Submitted to: Proceedings of the National Academy of Sciences
Publication Type: Peer Reviewed Journal
Publication Acceptance Date: 4/15/2000
Publication Date: 12/31/2000
Citation: LEE, L.F., WU, P., SUI, D., REN, D., KAMIL, J., KUNG, H.J., WITTER, R.L. THE COMPLETE UL SEQUENCE AND THE OVERALL GENOMIC ORGANIZATION OF THE GA STRAIN OF MAREK'S DISEASE VIRUS. PROCEEDINGS OF THE NATIONAL ACADEMY OF SCIENCES. 2000. V. 97. P. 6091-6096. Interpretive Summary: Marek's disease (MD), a virus induced cancer like disease of chickens, is considered a major disease problem in commercial poultry. Vaccination has dramatically reduced the incidence of the disease, but very little is known about the basic mechanisms involved in the induction of disease. The objective of this research was to molecularly characterize the causative virus so that successful programs to control the disease can be developed. We have determined the unique arrangements (sequence) of the genetic building blocks (DNA bases) of the entire virus which contains about 175,000 DNA bases. This unique genetic information of MD virus can code for about 100 hereditary elements (genes) that control important virus functions such as replication and induction of disease. This important genetic information about MD virus will undoubtedly help scientists in acedemia and industry understand the function of the various MD virus genes sand eventually lead to better control of the disease.

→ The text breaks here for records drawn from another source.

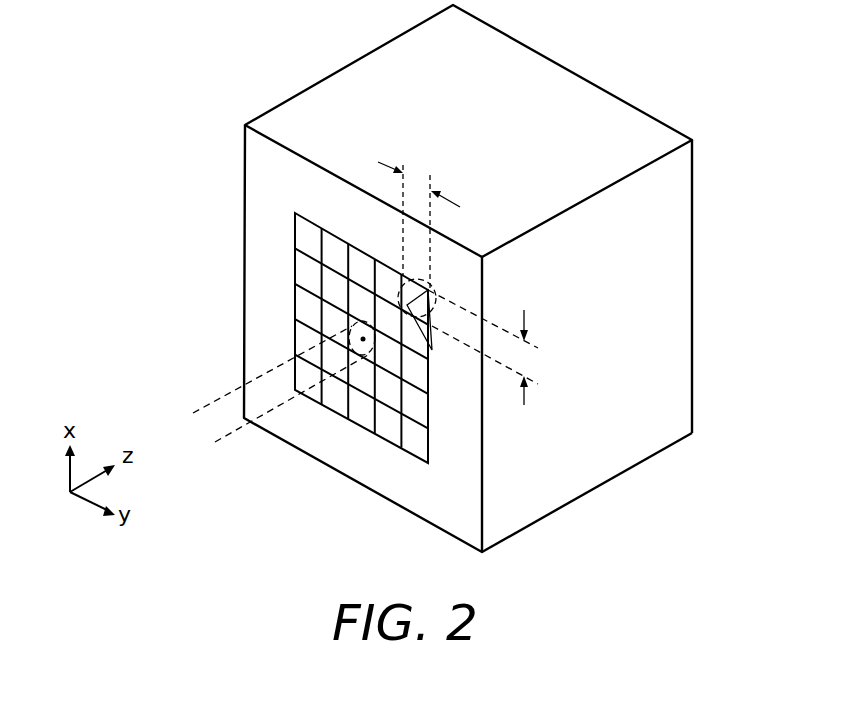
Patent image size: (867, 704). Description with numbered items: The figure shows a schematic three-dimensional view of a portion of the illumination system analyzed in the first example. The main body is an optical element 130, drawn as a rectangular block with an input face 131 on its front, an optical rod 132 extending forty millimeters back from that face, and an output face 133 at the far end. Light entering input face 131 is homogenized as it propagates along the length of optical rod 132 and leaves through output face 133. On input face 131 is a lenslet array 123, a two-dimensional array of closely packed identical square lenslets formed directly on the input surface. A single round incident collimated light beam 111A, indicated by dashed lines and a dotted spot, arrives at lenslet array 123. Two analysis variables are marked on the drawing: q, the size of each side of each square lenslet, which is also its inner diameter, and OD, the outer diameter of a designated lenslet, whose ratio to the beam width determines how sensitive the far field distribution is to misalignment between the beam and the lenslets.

The optical element 130 is at (352, 83).
The input face 131 is at (252, 176).
The optical rod 132 is at (613, 478).
The output face 133 is at (693, 240).
The lenslet array 123 is at (302, 238).
The incident collimated light beam 111A is at (235, 430).
The outer diameter of lenslet OD is at (432, 350).
The lenslet side size q is at (454, 283).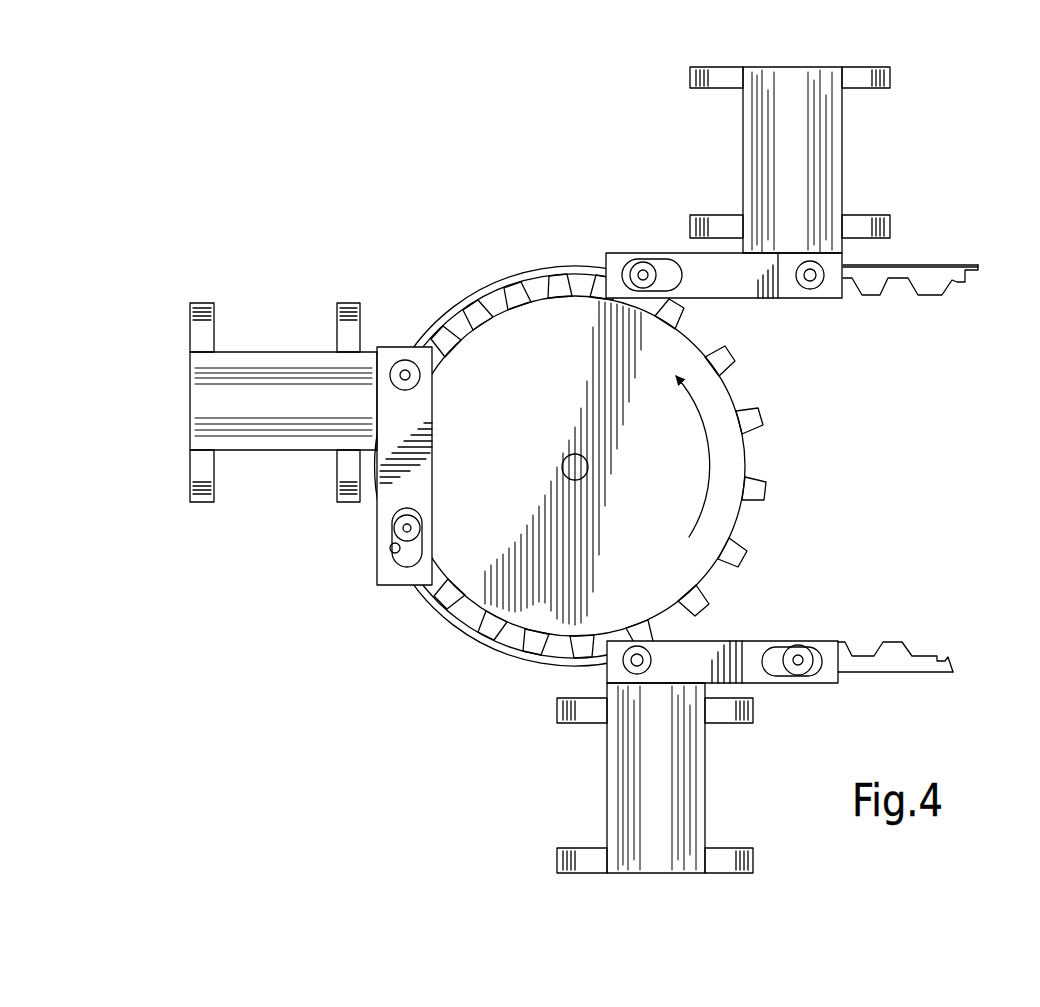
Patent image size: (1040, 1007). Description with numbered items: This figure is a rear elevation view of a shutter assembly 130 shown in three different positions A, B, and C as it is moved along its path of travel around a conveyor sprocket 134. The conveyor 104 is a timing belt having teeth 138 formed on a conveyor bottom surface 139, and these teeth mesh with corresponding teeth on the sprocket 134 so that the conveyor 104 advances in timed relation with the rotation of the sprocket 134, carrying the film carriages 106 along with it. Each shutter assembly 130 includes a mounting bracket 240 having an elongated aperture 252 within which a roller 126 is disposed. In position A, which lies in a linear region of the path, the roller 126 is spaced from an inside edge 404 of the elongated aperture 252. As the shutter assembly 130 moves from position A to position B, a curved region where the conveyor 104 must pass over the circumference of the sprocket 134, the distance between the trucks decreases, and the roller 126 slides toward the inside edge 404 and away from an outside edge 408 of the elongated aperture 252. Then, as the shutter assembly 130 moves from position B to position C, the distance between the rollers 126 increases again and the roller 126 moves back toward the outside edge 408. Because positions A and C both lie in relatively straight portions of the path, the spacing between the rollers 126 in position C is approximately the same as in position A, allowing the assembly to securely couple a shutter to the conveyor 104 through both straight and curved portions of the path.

Technical Abstract: We have determined the DNA sequence of the Unique Long region (UL) and the Repeat Long (RL) region in the genome of serotype-1 GA strain of Marek's disease virus, a member of alpha herpesvirus. With this information, we can approach the complete nucleotide sequence of GA-MDV. The entire GA-MDV genome is predicted to be about 175 kbp in size, with an organization of TRL-UL-IRL-IRS-US-TRS, typical of alpha herpesvirus. The U sequence contains 113,478 bp and has a base composition of 41.7% G+C. A total of 69 ORFs were identified completely within the UL region, among which 55 are known by comparison to HSV-1. Fourteen of them are novel with presently unknown functions. The sequence of RL reported here together with those published earlier reveal the major structural features of the RL. Virtually all the ORFs encoded by RL are novel and specific to serotype 1 MDV. These ORFs are likely to contribute to some of the unique biological properties of MDV. Among the proteins encoded by MDV-specific ORFs are Meq a jun/fos family of transcriptional factor implicated in transformation and latency, v-IL8, a CXC chemokine, pp38 and pp24, two phosphoproteins with undefined functions. There is also a putative lipase gene (LORF2) which has homologs in SB-1 (serotype II) strain of MDV and in various avian adenoviruses. An additional unique feature of MDV is the presence of LTR remnant sequences of avian retrovirus REV (reticuloendothelisosis virus). These remnant sequences are derived from the U3 enhancer region through ancestral insertions by REV proviruses.